Giovanna Vitale per “la Repubblica - Roma”
«Ci prenderemo tutto il tempo necessario», continua a ripetere lo staff di Virginia Raggi a proposito dei tasselli mancanti, in giunta e al vertice del gabinetto, che hanno bloccato il motore della macchina amministrativa e portato alla paralisi il Campidoglio.
Sono trascorse ormai due settimane dalle dimissioni a catena che hanno amputato la squadra grillina.
E ancora «non si vede luce di paradiso», sbotta un consigliere sull’orlo di una crisi di nervi. Convinto però che la dead line del 20 settembre, fissata dal presidente dell’Aula Marcello De Vito per riunire l’assemblea capitolina («Per quella data avremo il nuovo assessore al Bilancio») sarà rispettata. Ma nessuno sa dire se e quando la decisione verrà ufficializzata. Né se il successore di Marcello Minenna, al netto delle voci, sia stato effettivamente individuato. «Arriverà, arriverà», si limita a sussurrare la sindaca all’ora di pranzo, uscendo da palazzo per uno dei suoi incontri riservati.

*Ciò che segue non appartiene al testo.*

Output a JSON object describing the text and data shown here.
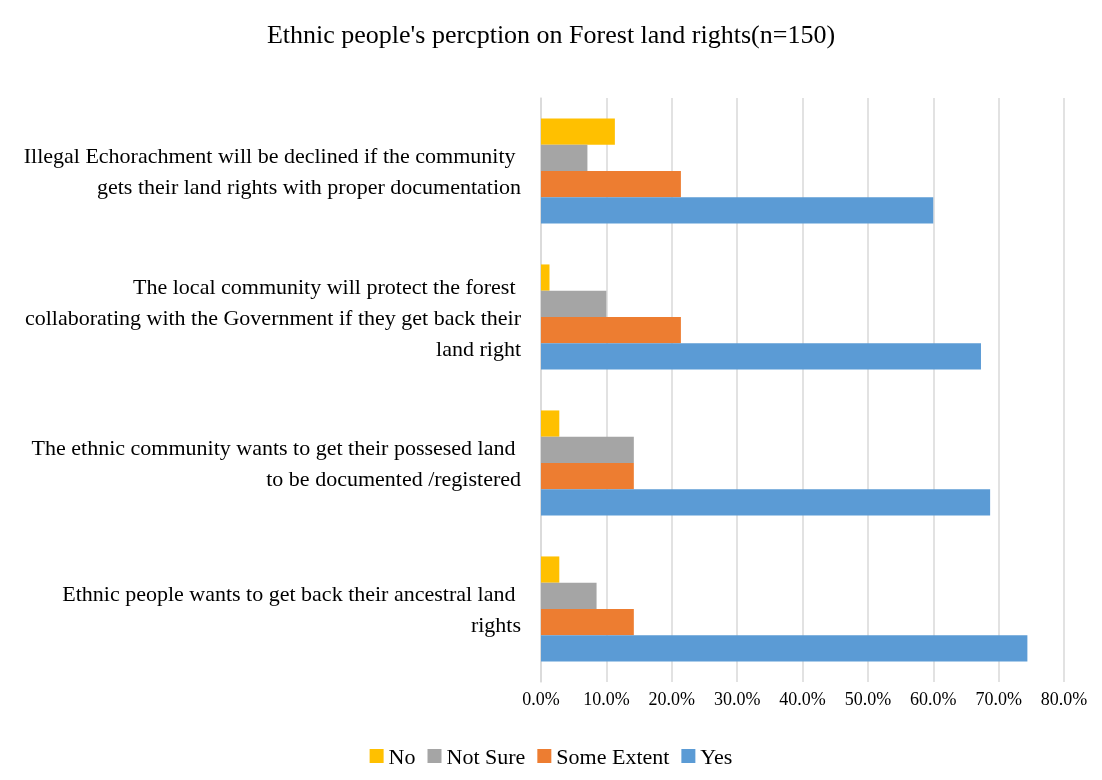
{
  "chart_data": {
    "type": "bar",
    "orientation": "horizontal",
    "title": "Ethnic people's percption on Forest land rights(n=150)",
    "categories": [
      "Illegal Echorachment will be declined if the community gets their land rights with proper documentation",
      "The local community will protect the forest collaborating with the Government if they get back their land right",
      "The ethnic community wants to get their possesed land to be documented /registered",
      "Ethnic people wants to get back their ancestral land rights"
    ],
    "series": [
      {
        "name": "No",
        "color": "#ffc000",
        "values": [
          11.3,
          1.3,
          2.8,
          2.8
        ]
      },
      {
        "name": "Not Sure",
        "color": "#a5a5a5",
        "values": [
          7.1,
          10.0,
          14.2,
          8.5
        ]
      },
      {
        "name": "Some Extent",
        "color": "#ed7d31",
        "values": [
          21.4,
          21.4,
          14.2,
          14.2
        ]
      },
      {
        "name": "Yes",
        "color": "#5b9bd5",
        "values": [
          60.0,
          67.3,
          68.7,
          74.4
        ]
      }
    ],
    "xlim": [
      0,
      80
    ],
    "xticks": [
      {
        "value": 0,
        "label": "0.0%"
      },
      {
        "value": 10,
        "label": "10.0%"
      },
      {
        "value": 20,
        "label": "20.0%"
      },
      {
        "value": 30,
        "label": "30.0%"
      },
      {
        "value": 40,
        "label": "40.0%"
      },
      {
        "value": 50,
        "label": "50.0%"
      },
      {
        "value": 60,
        "label": "60.0%"
      },
      {
        "value": 70,
        "label": "70.0%"
      },
      {
        "value": 80,
        "label": "80.0%"
      }
    ],
    "grid": "x",
    "legend": "bottom"
  }
}
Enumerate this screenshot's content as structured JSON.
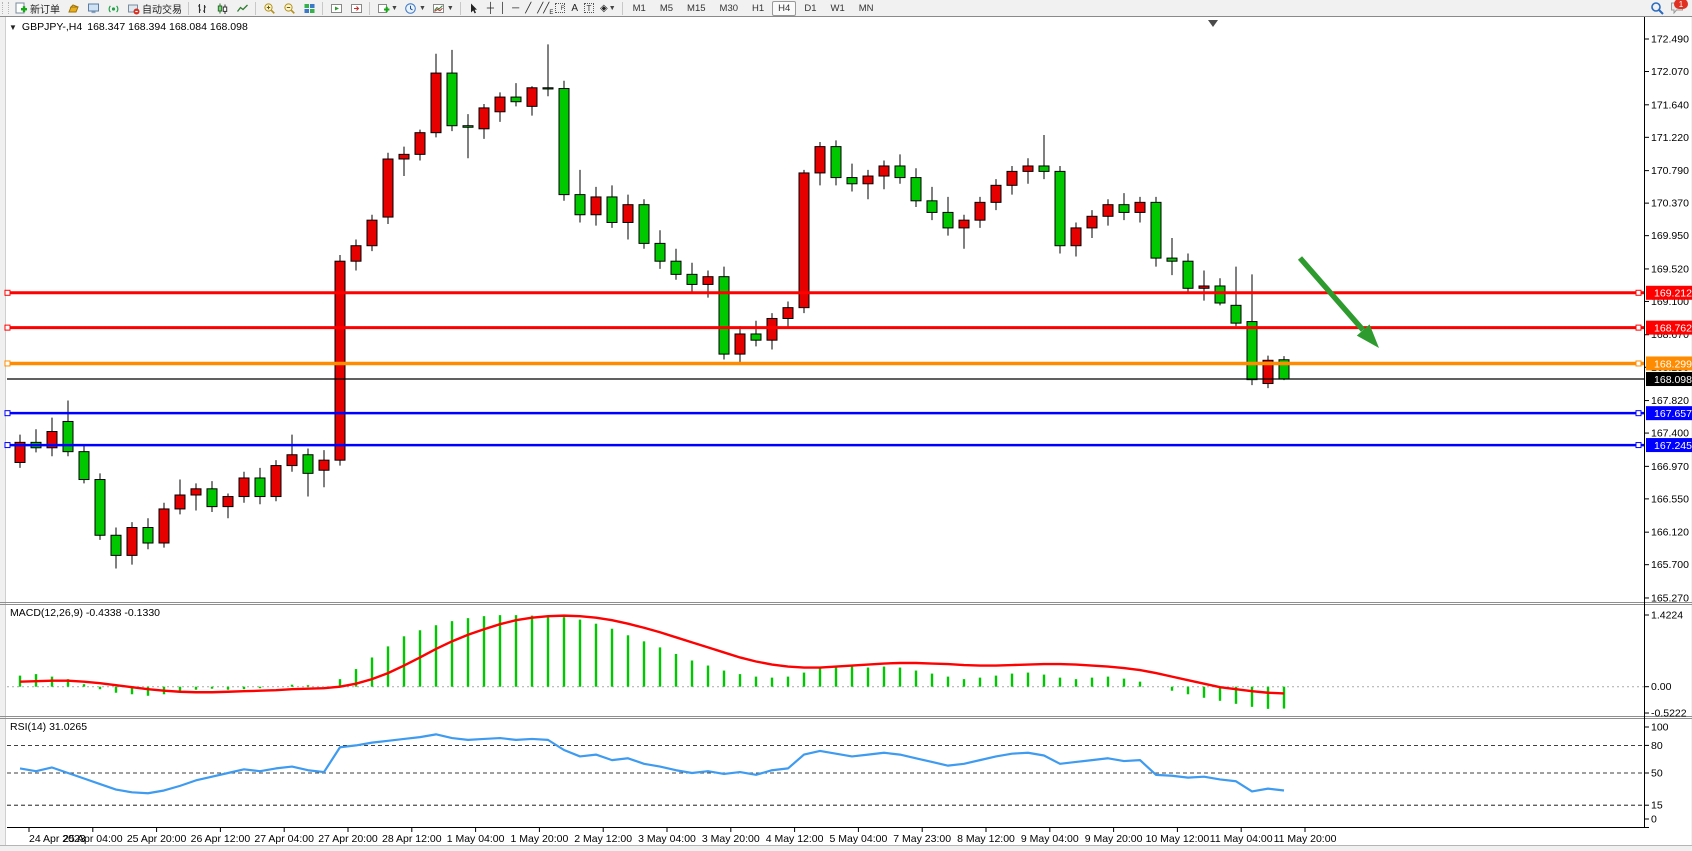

Quel che si sa, al momento, è solo che nell’inner circle della prima cittadina si sta facendo strada una tentazione forte. Procedere con un pacchetto di nomine complessive: una sorta di blitz per designare contestualmente il nuovo titolare dei conti comunali, il vertice del gabinetto decapitato dopo l’addio della giudice Carla Raineri e - a sorpresa - un altro assessore all’Ambiente al posto di Paola Muraro.
Raggi, nonostante l’anatema di Grillo e gli ultimi sviluppi di un’inchiesta dai contorni sempre più inquietanti, continua a difendere l’ex consulente dell’Ama. Idem la giunta, con la sola eccezione di Paolo Berdini, che insiste per un suo avvicendamento, necessario ad allontanare ogni ombra dalla squadra. Ma i big del Movimento e soprattutto la base hanno emesso il loro verdetto: Muraro, indagata per reati ambientali, va sostituita.
Un’idea che, in queste ore, pare cominciare a far breccia anche nella cerchia dei fedelissimi raggiani che sta vagliando profili e curricula dei papabili all’ingresso nell’esecutivo cinquestelle. Il passo non sarebbe comunque indolore per la sindaca. Costretta ad accettare ciò che solo qualche giorno fa aveva rifiutato con decisione: le dimissioni della sua assessora, rassegnate all’indomani della drammatica audizione in Ecomafie. Sempre tuttavia rimaste sul tavolo.
Una testa da far rotolare, sebbene obtorto collo, per allentare l’assedio e respirare un po’. Senza neppure temere di precipitare in una nuova impasse, dal momento che un nome di alto profilo - per sostituirla in giunta - sarebbe già planato sul tavolo di Raggi: Antonio Senni, ex direttore generale del ministero dell’Ambiente e professore presso la pontificia università Antonianum. Unico neo: è un uomo. Che stravolgerebbe la parità di genere imposta in giunta dallo Statuto comunale.
Raggi però non è convinta. Chiede ancora tempo. Una riflessione che rallenta tutto. Tanto più che pure sul Bilancio, dopo lo scivolone su De Dominicis, si è ben lontani dallo sciogliere la riserva: in corsa sarebbero rimasti quattro candidati. Due i più accreditati: l’economista Nino Galloni e l’ex generale della Gdf Ugo Marchetti. Che ieri ha ammesso: «Sì ho incontrato la sindaca, ma era diverso tempo fa. Ho dato la mia disponibilità, servire Roma è un onore, ma poi non ho saputo più nulla».
Un rebus che si allarga anche al nuovo capo di gabinetto. Lunedì il presidente del Consiglio di Stato, ricevendo la sindaca, le ha chiesto di suggerirgli lei un nome, sul quale lui si sarebbe poi espresso. Ma dal Campidoglio non sono arrivate indicazioni. Solo un imbarazzato silenzio. E pure questa partita è sospesa.